REVIEW: Overwhelmingly brutal and sharp, ‘Green Room’ is so close to fun it hurts

green room

Coasting on fumes and drained by the road, a hardcore-punk band is on the verge of calling it quits. After a meager show and an even less successful interview, they’re ready to pack it up and call it tour. And one guesses that, when they return home, the experience has left them so embittered that another record is doubtful. They’re done.

But at the last minute, they’re offered a kind of double-or-nothing proposition: play one more show in the backwoods of Oregon and they’ll have more than enough cash to get home and maybe some extra for their effort. But there’s a hitch: don’t talk politics. The venue’s crowd, they’re told, skews to the right (“technically, ultra left”) and they can expect a few skinheads in the bunch. Undeterred, they agree. (Hardcore punk has always had the odor of fascism.) But whatever political nonsense they’ve seen before can hardly prepare them for the swastikas and SS flags that adorn the club’s walls. In an ill-considered act of defiance, they open their set with a cover of “Nazi Punks F*** Off,” sending the buzz-cut crowd into a hostile frenzy.

That’s only a hint of the violence to come. At this point, Green Room is thick with setup and an air of high-tempo, urgent malevolence—it’s only a matter of time before this thing explodes. When it does, Green Room delivers on the promise with an orgiastic glee. Green Room is at its best just as it really gets going: under siege in the titular space, the band is forced to play a game of high-stakes diplomacy with its captors. As the situation comes unglued, they have to keep up in a kind of chess game as they decide what, exactly, is going on just outside of their cell and how they can fight back. Whatever’s on hand is a potential weapon, and the movie urges the audience to play along: trapped in that cage, what kind of contraptions could be concocted with the carefully dealt stray props? Pitched somewhere in between Panic Room and Assault on Precinct 13, it’s fun, clever stuff.

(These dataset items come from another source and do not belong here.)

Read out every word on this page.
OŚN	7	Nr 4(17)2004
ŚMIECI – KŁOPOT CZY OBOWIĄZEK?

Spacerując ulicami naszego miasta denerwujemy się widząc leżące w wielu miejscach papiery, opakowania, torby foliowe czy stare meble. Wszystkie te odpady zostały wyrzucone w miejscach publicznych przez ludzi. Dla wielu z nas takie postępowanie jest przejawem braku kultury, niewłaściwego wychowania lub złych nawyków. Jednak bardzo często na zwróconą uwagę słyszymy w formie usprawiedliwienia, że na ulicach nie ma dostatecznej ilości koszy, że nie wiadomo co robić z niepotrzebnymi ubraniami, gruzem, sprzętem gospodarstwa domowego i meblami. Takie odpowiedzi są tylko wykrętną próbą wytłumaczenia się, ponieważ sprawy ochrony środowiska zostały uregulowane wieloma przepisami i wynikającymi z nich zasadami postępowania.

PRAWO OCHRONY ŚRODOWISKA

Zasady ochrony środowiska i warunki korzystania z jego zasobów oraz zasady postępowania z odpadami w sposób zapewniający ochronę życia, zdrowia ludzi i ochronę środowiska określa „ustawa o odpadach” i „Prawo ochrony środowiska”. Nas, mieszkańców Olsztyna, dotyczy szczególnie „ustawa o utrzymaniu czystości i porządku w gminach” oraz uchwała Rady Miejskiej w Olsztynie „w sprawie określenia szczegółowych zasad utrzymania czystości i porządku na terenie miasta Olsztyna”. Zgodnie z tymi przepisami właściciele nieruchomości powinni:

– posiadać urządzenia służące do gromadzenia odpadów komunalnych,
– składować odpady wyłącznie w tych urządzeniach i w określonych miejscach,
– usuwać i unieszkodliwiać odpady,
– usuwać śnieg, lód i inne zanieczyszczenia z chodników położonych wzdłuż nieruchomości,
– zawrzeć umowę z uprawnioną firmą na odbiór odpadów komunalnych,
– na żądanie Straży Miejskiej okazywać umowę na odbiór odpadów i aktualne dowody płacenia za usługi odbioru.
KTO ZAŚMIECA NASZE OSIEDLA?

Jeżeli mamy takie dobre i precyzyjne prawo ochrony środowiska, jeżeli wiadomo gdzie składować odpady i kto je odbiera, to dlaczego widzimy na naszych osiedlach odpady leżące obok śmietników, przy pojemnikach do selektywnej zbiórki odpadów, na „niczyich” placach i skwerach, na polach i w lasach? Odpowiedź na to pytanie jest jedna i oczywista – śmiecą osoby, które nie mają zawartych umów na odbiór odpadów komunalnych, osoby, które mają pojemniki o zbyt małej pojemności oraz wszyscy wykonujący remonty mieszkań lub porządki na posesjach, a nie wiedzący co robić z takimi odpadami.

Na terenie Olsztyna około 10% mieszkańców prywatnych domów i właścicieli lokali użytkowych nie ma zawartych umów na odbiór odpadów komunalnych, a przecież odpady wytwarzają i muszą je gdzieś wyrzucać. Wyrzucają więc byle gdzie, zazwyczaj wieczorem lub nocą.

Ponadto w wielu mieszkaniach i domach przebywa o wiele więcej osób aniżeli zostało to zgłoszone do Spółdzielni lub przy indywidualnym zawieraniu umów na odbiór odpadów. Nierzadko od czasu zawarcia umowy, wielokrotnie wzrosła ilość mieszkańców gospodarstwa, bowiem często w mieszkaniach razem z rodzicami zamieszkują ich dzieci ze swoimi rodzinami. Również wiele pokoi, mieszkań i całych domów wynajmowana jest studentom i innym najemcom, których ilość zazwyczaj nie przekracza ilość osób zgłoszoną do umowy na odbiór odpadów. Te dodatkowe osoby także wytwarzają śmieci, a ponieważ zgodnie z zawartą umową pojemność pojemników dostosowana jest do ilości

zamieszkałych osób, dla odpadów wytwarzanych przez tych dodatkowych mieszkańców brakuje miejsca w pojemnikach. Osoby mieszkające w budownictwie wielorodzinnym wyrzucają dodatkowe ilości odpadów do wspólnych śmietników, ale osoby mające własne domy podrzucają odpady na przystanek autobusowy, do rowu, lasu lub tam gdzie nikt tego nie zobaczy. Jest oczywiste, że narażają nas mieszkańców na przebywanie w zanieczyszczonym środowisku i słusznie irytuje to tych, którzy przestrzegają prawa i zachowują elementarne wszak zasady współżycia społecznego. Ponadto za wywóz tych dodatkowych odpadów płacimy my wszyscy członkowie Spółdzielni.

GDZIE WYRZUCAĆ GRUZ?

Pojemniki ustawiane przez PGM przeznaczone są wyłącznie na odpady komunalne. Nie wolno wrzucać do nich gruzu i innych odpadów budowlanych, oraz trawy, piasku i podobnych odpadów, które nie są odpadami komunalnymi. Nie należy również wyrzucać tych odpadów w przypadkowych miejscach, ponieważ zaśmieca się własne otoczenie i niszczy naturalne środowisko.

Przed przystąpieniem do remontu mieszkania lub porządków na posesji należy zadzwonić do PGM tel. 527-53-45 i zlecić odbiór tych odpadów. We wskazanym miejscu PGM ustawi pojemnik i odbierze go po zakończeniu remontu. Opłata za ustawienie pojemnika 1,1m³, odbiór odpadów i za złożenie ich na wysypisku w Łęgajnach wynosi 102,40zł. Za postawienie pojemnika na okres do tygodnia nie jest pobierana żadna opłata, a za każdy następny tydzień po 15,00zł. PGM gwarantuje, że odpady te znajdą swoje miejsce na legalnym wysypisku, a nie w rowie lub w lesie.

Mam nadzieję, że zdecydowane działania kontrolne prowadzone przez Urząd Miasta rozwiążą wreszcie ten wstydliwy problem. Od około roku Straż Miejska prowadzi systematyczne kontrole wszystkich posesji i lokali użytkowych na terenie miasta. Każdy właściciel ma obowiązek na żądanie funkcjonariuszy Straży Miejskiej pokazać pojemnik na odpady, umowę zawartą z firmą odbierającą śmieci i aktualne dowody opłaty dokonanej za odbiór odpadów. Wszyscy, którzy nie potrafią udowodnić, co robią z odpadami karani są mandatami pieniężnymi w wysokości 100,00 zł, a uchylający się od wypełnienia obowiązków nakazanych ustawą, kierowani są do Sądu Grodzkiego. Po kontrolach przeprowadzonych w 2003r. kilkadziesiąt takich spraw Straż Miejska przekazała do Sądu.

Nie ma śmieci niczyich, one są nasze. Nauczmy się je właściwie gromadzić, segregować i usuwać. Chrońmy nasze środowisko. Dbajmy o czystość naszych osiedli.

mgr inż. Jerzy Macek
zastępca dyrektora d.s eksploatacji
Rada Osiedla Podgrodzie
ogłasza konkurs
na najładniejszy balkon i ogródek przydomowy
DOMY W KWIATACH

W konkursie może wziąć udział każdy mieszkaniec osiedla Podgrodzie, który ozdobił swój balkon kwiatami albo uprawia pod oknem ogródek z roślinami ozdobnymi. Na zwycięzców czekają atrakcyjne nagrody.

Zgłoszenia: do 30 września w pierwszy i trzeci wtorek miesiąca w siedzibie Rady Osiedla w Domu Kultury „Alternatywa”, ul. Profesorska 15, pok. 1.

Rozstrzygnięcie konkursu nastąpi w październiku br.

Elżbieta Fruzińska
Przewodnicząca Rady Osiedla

But there’s a seriousness here that deflates any kind of potential funhouse escapism: the wounds and severed limbs are crafted with an attention to detail that equals the movie’s grim determination to keep things within the realm of the real. When the blood flows, rest assured that it’ll flow just like the real thing. Information comes quickly in Green Room, and some of it gets lost as we play along. Crucial choices and motivations seem to come out of nowhere while, alongside the characters’ disposability, other details (like a running joke about the kids’ real desert-island recording artist) feel a little sick. (That one names Prince is unfortunate.) Of course, the whole thing falls apart under close scrutiny—the best genre movies do. But, in its tossed-off confidence and craftsmanship, Green Room urges viewers to invest in these kids while knocking them off in horror-movie fashion. But one doesn’t feel any joy in seeing them ripped to shreds—they’re too carefully drawn. By the time daylight arrives, Green Room has plunged viewers to hell and back, and it’d be fun if it weren’t so cruel. It’s a punishing experience, not far from bad taste; but like hardcore, the jolt is what lingers.